Fiscal Adjustments for Productivity and Social Inclusion Foreseen for the Caribbean

BUSAN, Korea, March 29 2015 – Many Latin American and Caribbean countries need to make budget adjustments in the face of rising fiscal imbalances and higher financial risks, according to the Inter-American Development Bank’s annual macroeconomic report issued today.

The 2015 report addresses the question of how budgets should be adjusted and how fast, and projects a baseline annual growth scenario for 2016-2019 of three percent, on par with the 1990s but below the 4.7 percent registered during the pre-crisis 2003-2008 period. Additional negative external shocks in China, Japan and Europe could further erode economic growth.

On the bright side, stronger U.S. growth and lower commodity prices, including oil, may give a boost to countries that import energy and have strong trade ties with the United States.

“Latin America and the Caribbean has performed well in the years that followed the global financial crisis, increasing fiscal spending to fuel economic growth,” said IDB Chief Economist José Juan Ruiz.

“But lower commodity prices and higher inflexible spending are threatening to erode many of the gains. Countries will need to find ways to enhance revenues and the efficiency of spending while they protect social gains.”

The report – The Labyrinth, How Can Latin America and the Caribbean Navigate the Global Economy – points to common trends affecting the entire region but also provides analysis for the specific situations faced by individual nations, and provides policy suggestions going forward. It was issued during the IDB’s Annual Meeting held in Busan, Korea.

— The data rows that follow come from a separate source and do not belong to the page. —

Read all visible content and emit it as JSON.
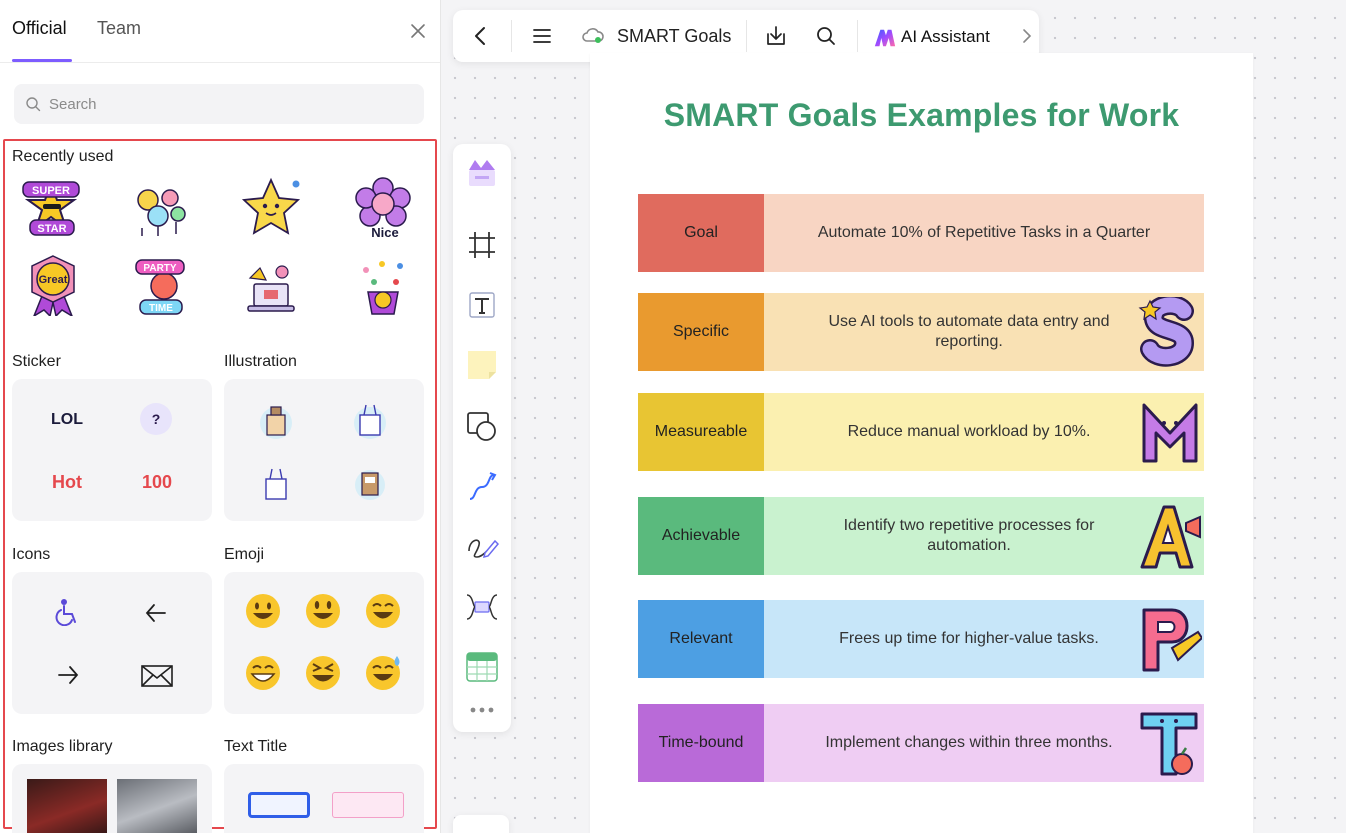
{
  "panel": {
    "tabs": [
      {
        "label": "Official"
      },
      {
        "label": "Team"
      }
    ],
    "search_placeholder": "Search",
    "recently_used": {
      "title": "Recently used",
      "stickers": [
        {
          "text": "SUPER STAR"
        },
        {
          "text": ""
        },
        {
          "text": ""
        },
        {
          "text": "Nice"
        },
        {
          "text": "Great"
        },
        {
          "text": "PARTY TIME"
        },
        {
          "text": ""
        },
        {
          "text": ""
        }
      ]
    },
    "sections": {
      "sticker": {
        "title": "Sticker",
        "items": [
          "LOL",
          "?",
          "Hot",
          "100"
        ]
      },
      "illustration": {
        "title": "Illustration"
      },
      "icons": {
        "title": "Icons"
      },
      "emoji": {
        "title": "Emoji"
      },
      "images": {
        "title": "Images library"
      },
      "text_title": {
        "title": "Text Title"
      }
    }
  },
  "topbar": {
    "doc_title": "SMART Goals",
    "ai_label": "AI Assistant"
  },
  "document": {
    "heading": "SMART Goals Examples for Work",
    "rows": [
      {
        "label": "Goal",
        "text": "Automate 10% of Repetitive Tasks in a Quarter",
        "label_color": "#e06b5e",
        "body_color": "#f8d5c3",
        "letter": ""
      },
      {
        "label": "Specific",
        "text": "Use AI tools to automate data entry and reporting.",
        "label_color": "#e99a2f",
        "body_color": "#f9e1b4",
        "letter": "S"
      },
      {
        "label": "Measureable",
        "text": "Reduce manual workload by 10%.",
        "label_color": "#e8c533",
        "body_color": "#fbf0b0",
        "letter": "M"
      },
      {
        "label": "Achievable",
        "text": "Identify two repetitive processes for automation.",
        "label_color": "#5aba7d",
        "body_color": "#c9f2cf",
        "letter": "A"
      },
      {
        "label": "Relevant",
        "text": "Frees up time for higher-value tasks.",
        "label_color": "#4d9fe3",
        "body_color": "#c7e6f9",
        "letter": "R"
      },
      {
        "label": "Time-bound",
        "text": "Implement changes within three months.",
        "label_color": "#b96ad8",
        "body_color": "#efcdf3",
        "letter": "T"
      }
    ]
  },
  "colors": {
    "accent": "#7d5cff",
    "heading_green": "#3d9a70",
    "highlight_red": "#e5484d"
  }
}
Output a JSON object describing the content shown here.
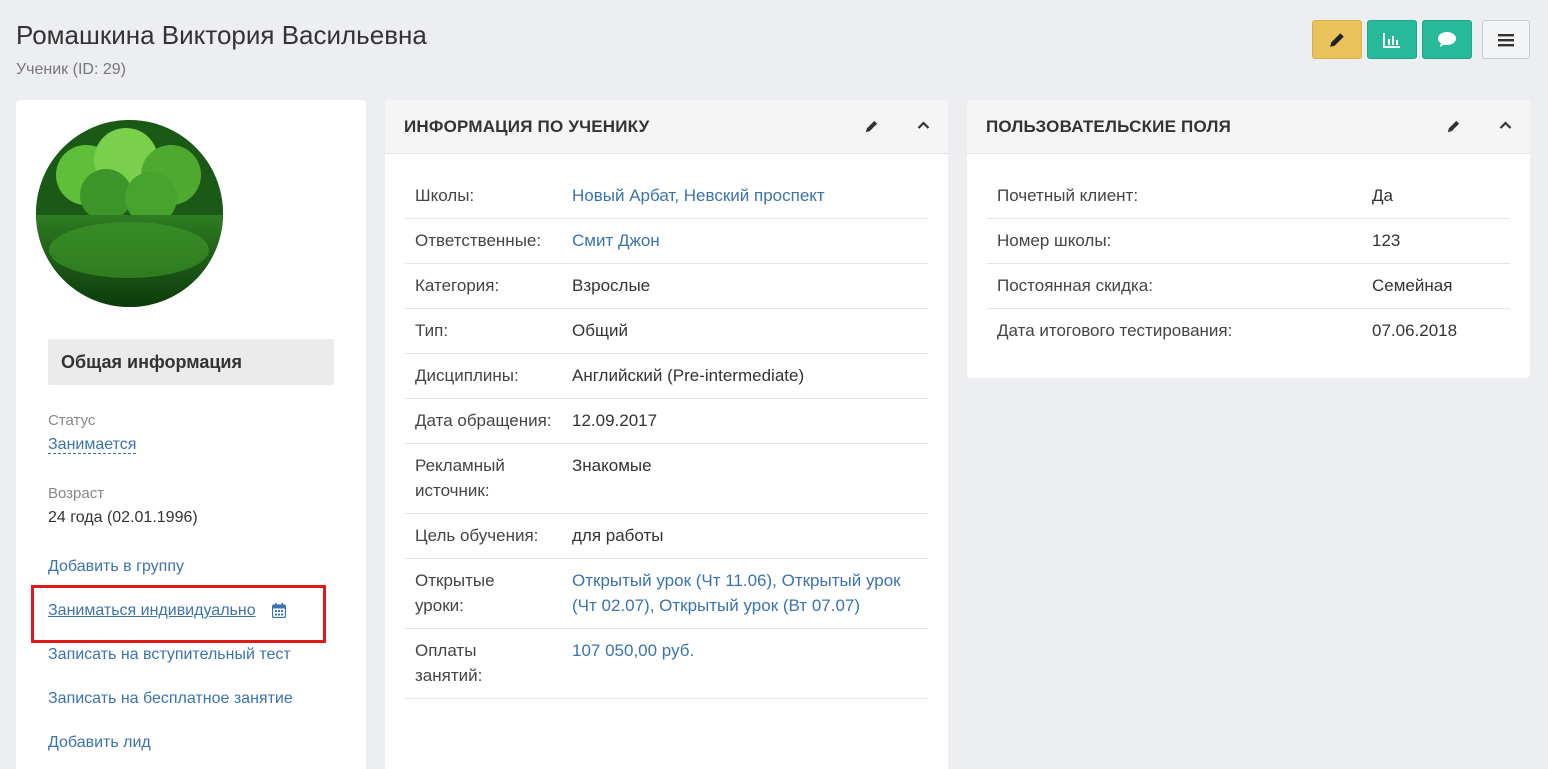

The slowdown in growth comes amid rising inflation in some countries, which will constrain their ability to use exchange depreciations to respond to negative shocks.

At the same time, corporate bond amortizations are expected to rise annually to $64 billion in 2020, the majority in dollars. Dollar issuance soared in recent years but is now falling and may fall below the level of required payments.

From 2011 to date, metal prices have fallen 44 percent, food prices have declined 20 percent and oil has plunged 59 percent. While commodity prices are subject to volatility, the report does not foresee prices bouncing back to their previous highs anytime soon.

For nine commodity-dependent countries, the average decline in fiscal revenue is 9 percent in the baseline scenario, ranging from a 2 percent drop for Peru to over 10 percent for Trinidad and Tobago, Ecuador, and Venezuela.